Otto Kimminich from Right to Left: The Audiences of a Sudeten German Legal Expert
The expellee issue in the Federal Republic of Germany may have quickly taken on a predictable and confining form in West German politics, but the influence of jurists associated with the expellee lobbies was not so confined or predictable. As these jurists’ field of international law developed from what had been orphan status in pre-1933 Germany’s law departments to ever greater prominence after 1949 (especially in the context of European unification), their legal ideas spread into the scholarly apparatus of international law that today underpins human rights activism in Germany.

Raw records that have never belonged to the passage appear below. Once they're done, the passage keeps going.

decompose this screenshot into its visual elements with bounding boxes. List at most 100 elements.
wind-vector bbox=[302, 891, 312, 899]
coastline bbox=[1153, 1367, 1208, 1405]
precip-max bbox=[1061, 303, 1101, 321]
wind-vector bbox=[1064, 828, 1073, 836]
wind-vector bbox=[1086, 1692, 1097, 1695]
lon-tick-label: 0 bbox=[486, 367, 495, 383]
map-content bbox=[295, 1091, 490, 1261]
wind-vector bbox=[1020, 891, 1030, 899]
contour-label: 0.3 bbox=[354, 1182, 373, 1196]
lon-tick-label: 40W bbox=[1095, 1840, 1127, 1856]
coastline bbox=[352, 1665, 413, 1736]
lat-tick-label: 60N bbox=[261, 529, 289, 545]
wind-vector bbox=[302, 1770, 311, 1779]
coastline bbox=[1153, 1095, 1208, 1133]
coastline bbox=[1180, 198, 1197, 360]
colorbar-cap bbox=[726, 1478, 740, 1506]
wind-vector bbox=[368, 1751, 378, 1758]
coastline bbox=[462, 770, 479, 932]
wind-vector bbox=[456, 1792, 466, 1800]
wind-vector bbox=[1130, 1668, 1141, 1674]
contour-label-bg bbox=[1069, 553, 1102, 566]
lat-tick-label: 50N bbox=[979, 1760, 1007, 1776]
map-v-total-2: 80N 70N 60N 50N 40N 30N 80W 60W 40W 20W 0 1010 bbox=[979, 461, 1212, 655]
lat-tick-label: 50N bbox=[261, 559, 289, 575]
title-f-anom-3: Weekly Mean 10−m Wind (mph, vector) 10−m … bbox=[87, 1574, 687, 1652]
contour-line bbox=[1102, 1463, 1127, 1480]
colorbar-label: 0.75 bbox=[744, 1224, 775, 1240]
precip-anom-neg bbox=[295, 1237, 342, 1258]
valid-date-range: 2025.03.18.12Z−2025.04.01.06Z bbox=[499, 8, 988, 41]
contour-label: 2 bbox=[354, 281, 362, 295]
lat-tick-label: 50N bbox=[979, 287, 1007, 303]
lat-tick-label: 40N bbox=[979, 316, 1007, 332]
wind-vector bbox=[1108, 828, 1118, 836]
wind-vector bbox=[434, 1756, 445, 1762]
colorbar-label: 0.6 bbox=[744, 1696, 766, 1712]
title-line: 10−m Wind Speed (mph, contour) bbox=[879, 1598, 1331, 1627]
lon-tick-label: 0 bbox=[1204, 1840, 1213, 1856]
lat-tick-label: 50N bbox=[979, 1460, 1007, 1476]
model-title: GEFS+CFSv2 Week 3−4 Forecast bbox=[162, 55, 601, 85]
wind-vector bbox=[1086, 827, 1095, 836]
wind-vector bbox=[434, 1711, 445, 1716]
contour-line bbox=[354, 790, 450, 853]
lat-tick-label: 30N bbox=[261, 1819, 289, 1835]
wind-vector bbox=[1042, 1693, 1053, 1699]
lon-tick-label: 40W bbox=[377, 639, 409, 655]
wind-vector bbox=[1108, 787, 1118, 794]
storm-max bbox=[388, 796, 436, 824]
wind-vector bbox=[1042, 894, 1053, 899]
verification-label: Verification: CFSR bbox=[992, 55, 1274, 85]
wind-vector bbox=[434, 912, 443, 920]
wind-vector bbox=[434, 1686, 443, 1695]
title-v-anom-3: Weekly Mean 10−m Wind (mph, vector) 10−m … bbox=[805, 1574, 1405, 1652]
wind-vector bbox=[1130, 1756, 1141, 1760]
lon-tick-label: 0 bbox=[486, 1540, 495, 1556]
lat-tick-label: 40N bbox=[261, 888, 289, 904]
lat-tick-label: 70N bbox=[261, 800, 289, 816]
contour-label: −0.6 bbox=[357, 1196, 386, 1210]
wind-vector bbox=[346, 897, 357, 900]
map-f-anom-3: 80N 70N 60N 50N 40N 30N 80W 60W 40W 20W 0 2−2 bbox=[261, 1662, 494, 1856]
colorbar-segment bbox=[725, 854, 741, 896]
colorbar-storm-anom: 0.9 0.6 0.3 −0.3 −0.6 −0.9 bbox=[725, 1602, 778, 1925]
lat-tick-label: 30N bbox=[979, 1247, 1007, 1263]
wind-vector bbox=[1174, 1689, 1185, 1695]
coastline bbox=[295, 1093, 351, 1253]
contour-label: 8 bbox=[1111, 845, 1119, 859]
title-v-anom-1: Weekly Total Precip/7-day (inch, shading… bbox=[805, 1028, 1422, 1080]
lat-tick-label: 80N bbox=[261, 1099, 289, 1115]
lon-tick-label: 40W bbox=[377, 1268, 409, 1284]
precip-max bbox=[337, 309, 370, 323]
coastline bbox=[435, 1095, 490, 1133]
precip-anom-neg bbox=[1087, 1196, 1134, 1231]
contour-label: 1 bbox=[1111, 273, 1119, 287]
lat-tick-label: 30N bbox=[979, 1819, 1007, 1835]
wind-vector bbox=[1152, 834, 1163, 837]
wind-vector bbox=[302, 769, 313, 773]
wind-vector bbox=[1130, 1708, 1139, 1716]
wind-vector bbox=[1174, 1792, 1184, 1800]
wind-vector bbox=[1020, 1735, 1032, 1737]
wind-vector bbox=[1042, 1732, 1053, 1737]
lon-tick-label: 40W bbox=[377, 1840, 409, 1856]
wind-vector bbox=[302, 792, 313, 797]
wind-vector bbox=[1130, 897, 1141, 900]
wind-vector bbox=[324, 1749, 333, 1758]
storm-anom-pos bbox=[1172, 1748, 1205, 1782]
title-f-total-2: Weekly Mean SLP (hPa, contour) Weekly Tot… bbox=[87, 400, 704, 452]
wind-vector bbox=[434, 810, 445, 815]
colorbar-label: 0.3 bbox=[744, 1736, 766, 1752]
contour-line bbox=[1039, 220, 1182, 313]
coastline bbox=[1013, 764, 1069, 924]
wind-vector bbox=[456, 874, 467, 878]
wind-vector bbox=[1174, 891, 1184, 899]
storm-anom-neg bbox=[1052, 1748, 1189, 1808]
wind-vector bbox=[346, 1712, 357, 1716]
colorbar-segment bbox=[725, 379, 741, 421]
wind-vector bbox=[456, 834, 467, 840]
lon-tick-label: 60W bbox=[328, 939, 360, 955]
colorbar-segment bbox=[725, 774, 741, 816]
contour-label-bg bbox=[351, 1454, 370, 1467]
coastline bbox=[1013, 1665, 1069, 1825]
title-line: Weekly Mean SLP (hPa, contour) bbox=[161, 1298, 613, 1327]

They worked on international human rights law, including refugee, asylum, and minority rights, at a time when hardly anyone did and when such topics were obscure and lacking in prestige. When the topics gained greater prominence in the field of law, the existing scholarship on those topics in West Germany was thoroughly dominated by experts concerned with the expellee cause. My paper will focus on one particularly prolific expellee jurist, Otto Kimminich, whose own politics were far to the Right but who was a favored expert not only in that milieu but also in mainstream and progressive human rights organizations. His career spanned the 1960s to his premature death in the mid-1990s.